Cisco Embedded Event Manager (EEM) consists of Event Detectors, the Event Manager, and an Event Manager Policy Engine. Using EEM, you can define policies to take specific actions when the system software recognizes certain events through the Event Detectors. The result is a flexible set of tools to automate many network management tasks and to direct the operation of Cisco NX-OS to increase availability, collect information, and notify external systems or personnel about critical events.

For information about configuring EEM, see the Cisco Nexus 9000 Series NX-OS System Management Configuration Guide.

Smart Call Home

Combining Cisco GOLD and Cisco EEM capabilities, Smart Call Home provides an e-mail-based notification of critical system events. Smart Call Home has message formats that are compatible with pager services, standard e-mail, or XML-based automated parsing applications. You can use this feature to page a network support engineer, e-mail a network operations center, or use Cisco Smart Call Home services to automatically generate a case with Cisco’s Technical Assistance Center (TAC).

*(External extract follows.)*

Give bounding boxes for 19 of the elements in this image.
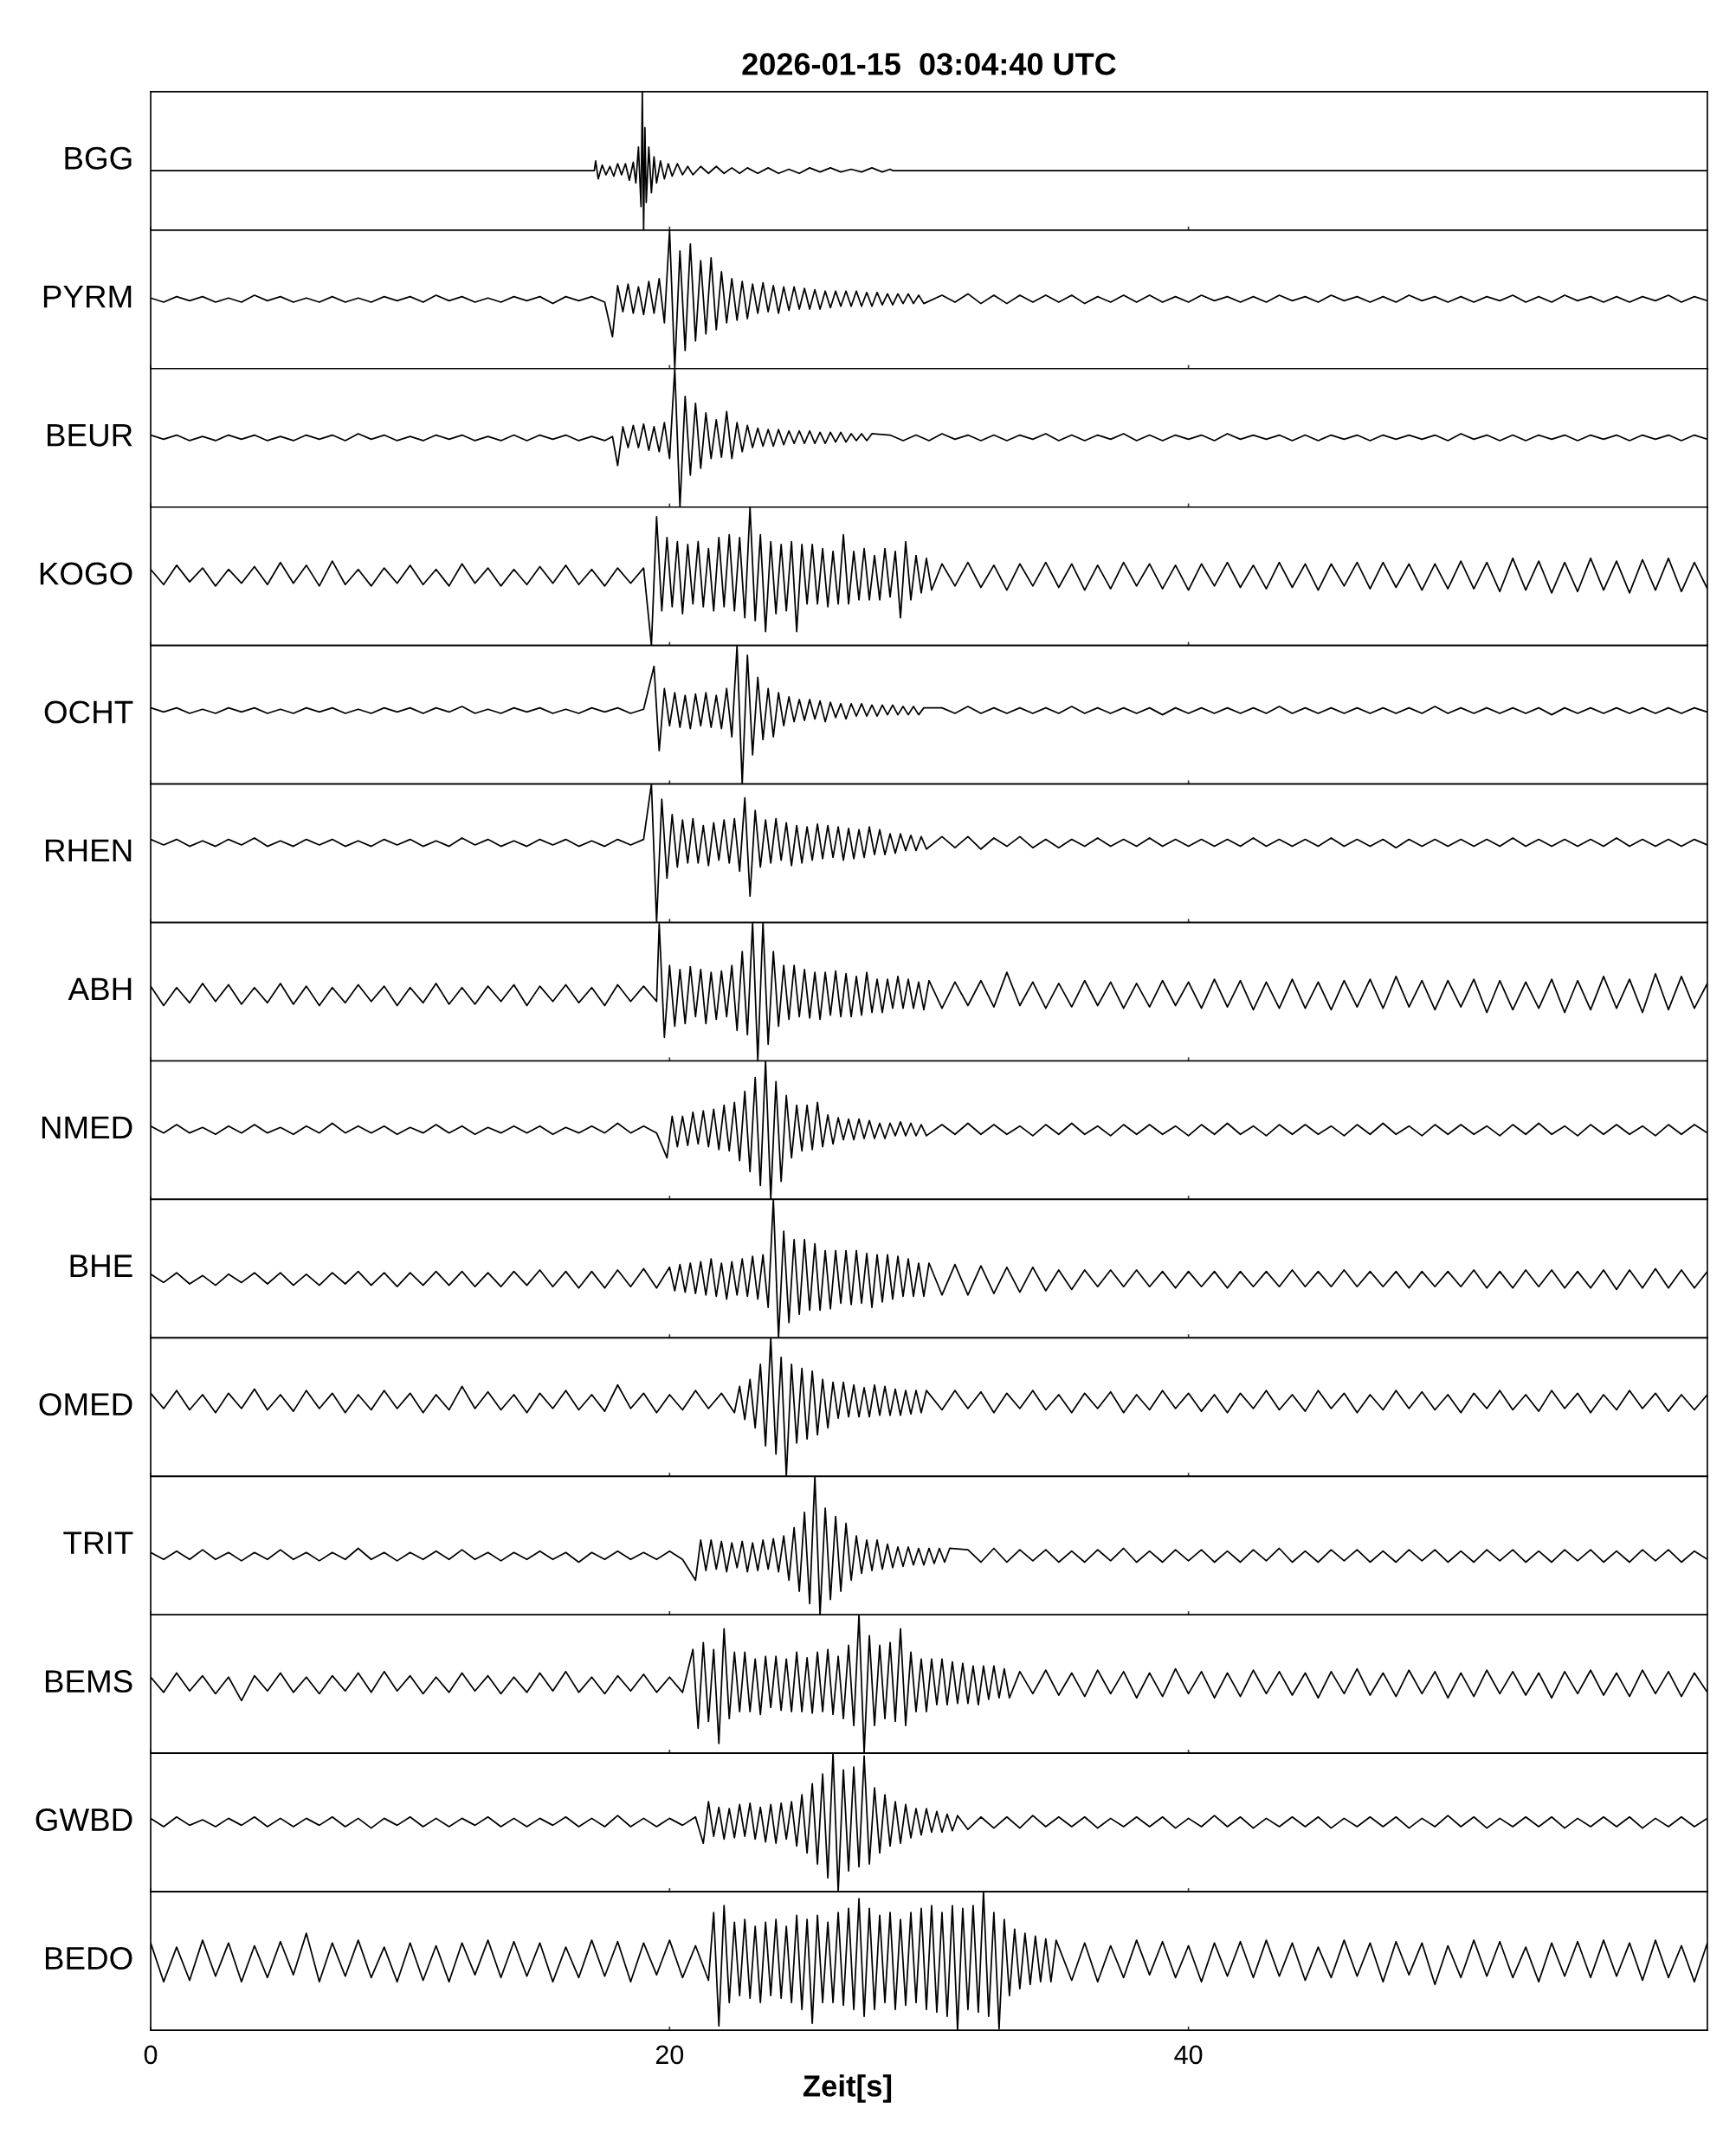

For information about configuring Smart Call Home, see the Cisco Nexus 9000 Series NX-OS System Management Configuration Guide.

Software Image

The Cisco NX-OS software consists of one NXOS software image.

Virtual Device Contexts

Cisco NX-OS can segment operating system and hardware resources into virtual device contexts (VDCs) that emulate virtual devices. The Cisco Nexus 9000 Series switches currently do not support multiple VDCs. All switch resources are managed in the default VDC.